Training an LLM on a big dataset (depending on the project) takes considerable amount of time. However various types of interrupts may occur during the training, which requires resume.
In the case when using iterable dataset with streaming (which I suspect most do), when resuming huggingface runs over the batches (skips batches), until it reaches the appropriate place to continue the training. However, running over the batches can take a lot of time.
I wonder would not it be possible to implement an iterable dataset with fast resume, at least in the case when the training data consist of text files.
Considering this code, one can jump (file.seek function) in the file to an appropriate place (where it stopped) and not have iterate from the beginning and reach to the place where it stopped.

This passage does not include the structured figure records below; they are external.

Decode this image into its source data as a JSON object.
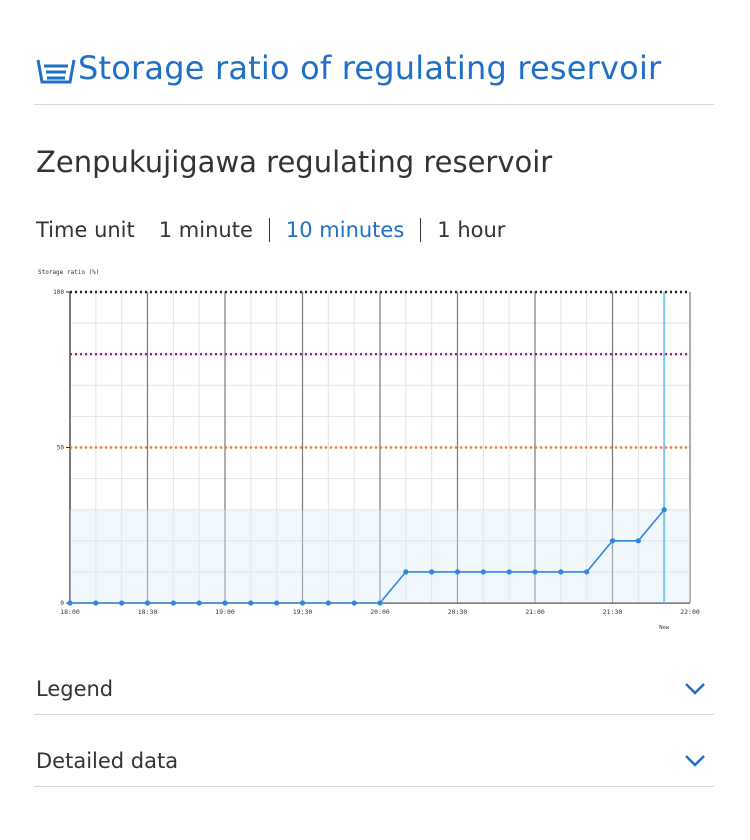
{
  "header": {
    "title": "Storage ratio of regulating reservoir",
    "icon": "reservoir-icon"
  },
  "reservoir_name": "Zenpukujigawa regulating reservoir",
  "time_unit": {
    "label": "Time unit",
    "options": [
      "1 minute",
      "10 minutes",
      "1 hour"
    ],
    "selected": "10 minutes"
  },
  "chart_data": {
    "type": "line",
    "ylabel": "Storage ratio (%)",
    "ylim": [
      0,
      100
    ],
    "yticks": [
      "0",
      "50",
      "100"
    ],
    "x_ticks": [
      "18:00",
      "18:30",
      "19:00",
      "19:30",
      "20:00",
      "20:30",
      "21:00",
      "21:30",
      "22:00"
    ],
    "x_range": [
      "18:00",
      "22:00"
    ],
    "now_label": "Now",
    "now_time": "21:50",
    "series": [
      {
        "color": "#2e86de",
        "x": [
          "18:00",
          "18:05",
          "18:10",
          "18:15",
          "18:20",
          "18:25",
          "18:30",
          "18:35",
          "18:40",
          "18:45",
          "18:50",
          "18:55",
          "19:00",
          "19:05",
          "19:10",
          "19:15",
          "19:20",
          "19:25",
          "19:30",
          "19:35",
          "19:40",
          "19:45",
          "19:50",
          "19:55",
          "20:00",
          "20:05",
          "20:10",
          "20:15",
          "20:20",
          "20:25",
          "20:30",
          "20:35",
          "20:40",
          "20:45",
          "20:50",
          "20:55",
          "21:00",
          "21:05",
          "21:10",
          "21:15",
          "21:20",
          "21:25",
          "21:30",
          "21:35",
          "21:40",
          "21:45",
          "21:50"
        ],
        "values": [
          0,
          null,
          0,
          null,
          0,
          null,
          0,
          null,
          0,
          null,
          0,
          null,
          0,
          null,
          0,
          null,
          0,
          null,
          0,
          null,
          0,
          null,
          0,
          null,
          0,
          null,
          10,
          null,
          10,
          null,
          10,
          null,
          10,
          null,
          10,
          null,
          10,
          null,
          10,
          null,
          10,
          null,
          20,
          null,
          20,
          null,
          30
        ]
      }
    ],
    "threshold_lines": [
      {
        "value": 100,
        "color": "#222222"
      },
      {
        "value": 80,
        "color": "#9b1c7a"
      },
      {
        "value": 50,
        "color": "#f07a3a"
      }
    ],
    "grid": true
  },
  "accordions": [
    {
      "label": "Legend"
    },
    {
      "label": "Detailed data"
    }
  ]
}
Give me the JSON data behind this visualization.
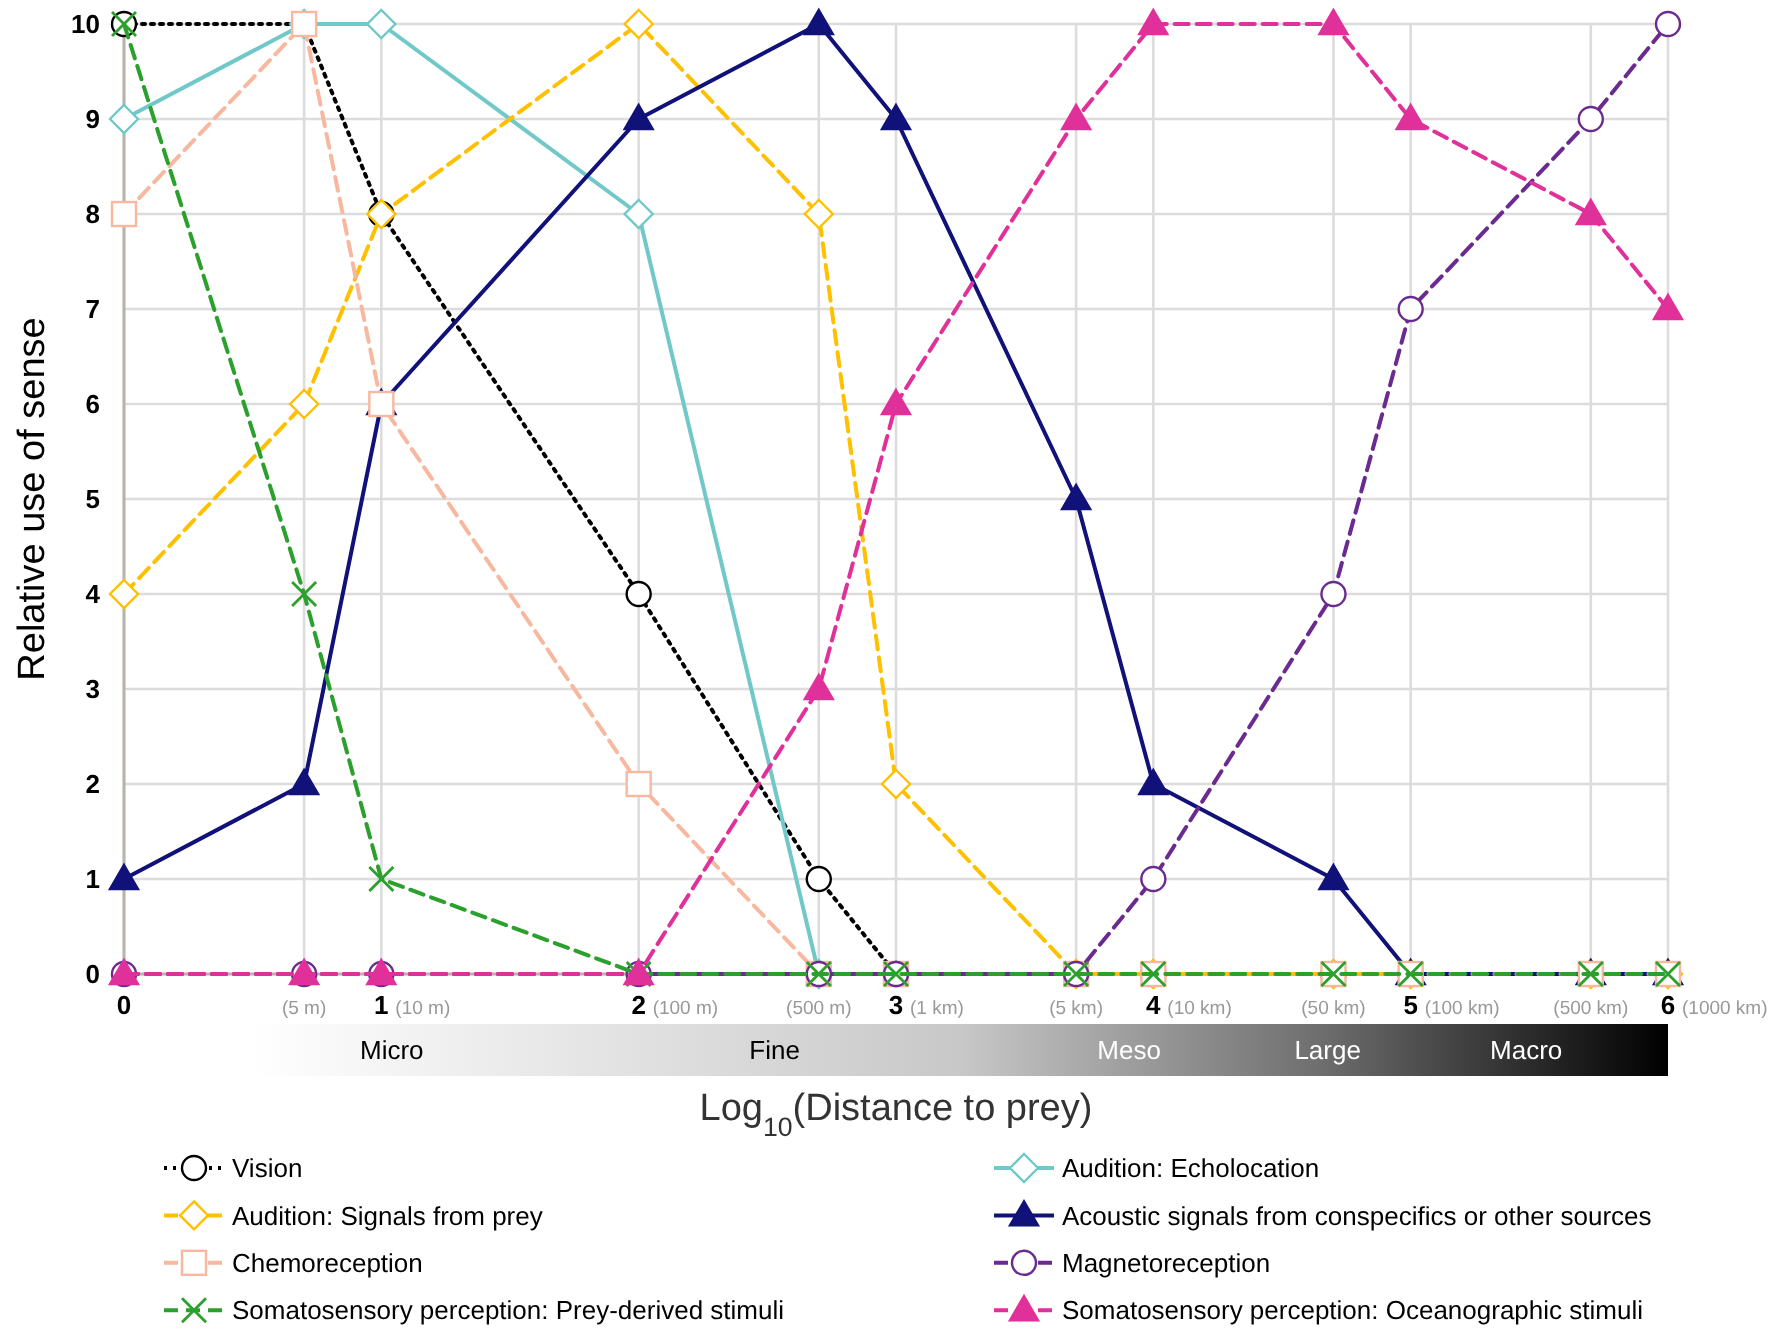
{
  "chart_data": {
    "type": "line",
    "xlabel": "Log$_{10}$(Distance to prey)",
    "ylabel": "Relative use of sense",
    "x": [
      0,
      0.7,
      1,
      2,
      2.7,
      3,
      3.7,
      4,
      4.7,
      5,
      5.7,
      6
    ],
    "xlim": [
      0,
      6
    ],
    "xticks": [
      0,
      {
        "value": 0.7,
        "label": null
      },
      1,
      2,
      {
        "value": 2.7,
        "label": null
      },
      3,
      {
        "value": 3.7,
        "label": null
      },
      4,
      {
        "value": 4.7,
        "label": null
      },
      5,
      {
        "value": 5.7,
        "label": null
      },
      6
    ],
    "ylim": [
      0,
      10
    ],
    "yticks": [
      0,
      1,
      2,
      3,
      4,
      5,
      6,
      7,
      8,
      9,
      10
    ],
    "grid": true,
    "legend": "bottom",
    "annotations": [
      "Micro",
      "Fine",
      "Meso",
      "Large",
      "Macro",
      "(5 m)",
      "(10 m)",
      "(100 m)",
      "(500  m)",
      "(1 km)",
      "(5 km)",
      "(10 km)",
      "(50 km)",
      "(100 km)",
      "(500 km)",
      "(1000 km)"
    ],
    "series": [
      {
        "name": "Vision",
        "color": "#000000",
        "marker": "circle",
        "line_style": "dotted",
        "values": [
          10,
          10,
          8,
          4,
          1,
          0,
          0,
          0,
          0,
          0,
          0,
          0
        ]
      },
      {
        "name": "Audition: Echolocation",
        "color": "#70c8c8",
        "marker": "diamond",
        "line_style": "solid",
        "values": [
          9,
          10,
          10,
          8,
          0,
          null,
          null,
          null,
          null,
          null,
          null,
          null
        ]
      },
      {
        "name": "Audition: Signals from prey",
        "color": "#ffc000",
        "marker": "diamond",
        "line_style": "dashed",
        "values": [
          4,
          6,
          8,
          10,
          8,
          2,
          0,
          0,
          0,
          0,
          0,
          0
        ]
      },
      {
        "name": "Acoustic signals from conspecifics or other sources",
        "color": "#10127a",
        "marker": "triangle",
        "line_style": "solid",
        "values": [
          1,
          2,
          6,
          9,
          10,
          9,
          5,
          2,
          1,
          0,
          0,
          0
        ]
      },
      {
        "name": "Chemoreception",
        "color": "#f8b8a0",
        "marker": "square",
        "line_style": "dashed",
        "values": [
          8,
          10,
          6,
          2,
          0,
          0,
          0,
          0,
          0,
          0,
          0,
          0
        ]
      },
      {
        "name": "Magnetoreception",
        "color": "#6a2a90",
        "marker": "circle",
        "line_style": "dashed",
        "values": [
          0,
          0,
          0,
          0,
          0,
          0,
          0,
          1,
          4,
          7,
          9,
          10
        ]
      },
      {
        "name": "Somatosensory perception: Prey-derived stimuli",
        "color": "#2ca02c",
        "marker": "cross",
        "line_style": "dashed",
        "values": [
          10,
          4,
          1,
          0,
          0,
          0,
          0,
          0,
          0,
          0,
          0,
          0
        ]
      },
      {
        "name": "Somatosensory perception: Oceanographic stimuli",
        "color": "#e0309a",
        "marker": "triangle",
        "line_style": "dashed",
        "values": [
          0,
          0,
          0,
          0,
          3,
          6,
          9,
          10,
          10,
          9,
          8,
          7
        ]
      }
    ]
  }
}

class DatasetWithFastResume:
def __init__(self, file_path: str):
self._file_path = file_path
self._f = open(file_path, "r")
self._line_number = 0
def __next__(self) -> str:
if self._f.closed: return None
line = self._f.readline()[:-1] # exclude the newline character
if not line:
if not self._f.closed:
self._f.close()
return None
self._line_number += 1
return line
def get_read_position(self) -> int:
"""
returns an integer giving the file object’s current position in the file
represented as number of bytes from the beginning of the file
"""
return self._f.tell()
def set_read_position(self, position: int):
self._f.seek(position, 0)
def get_state(self) -> Dict[str, Any]:
return {
"position": self.get_read_position(),
"line_number": self._line_number
}
def load_state(self, state: Dict[str, Any]):
self.set_read_position(state["position"])
self._line_number = state["line_number"]
In the most general case what is suggested may not guarantee a resumed training equivalent to training without any resume. However, many applications don’t necessarily care about 100% correct resume, so I think this is an option that should be available, because it is not worth the time to spend waiting for the DataLoader to skip batches.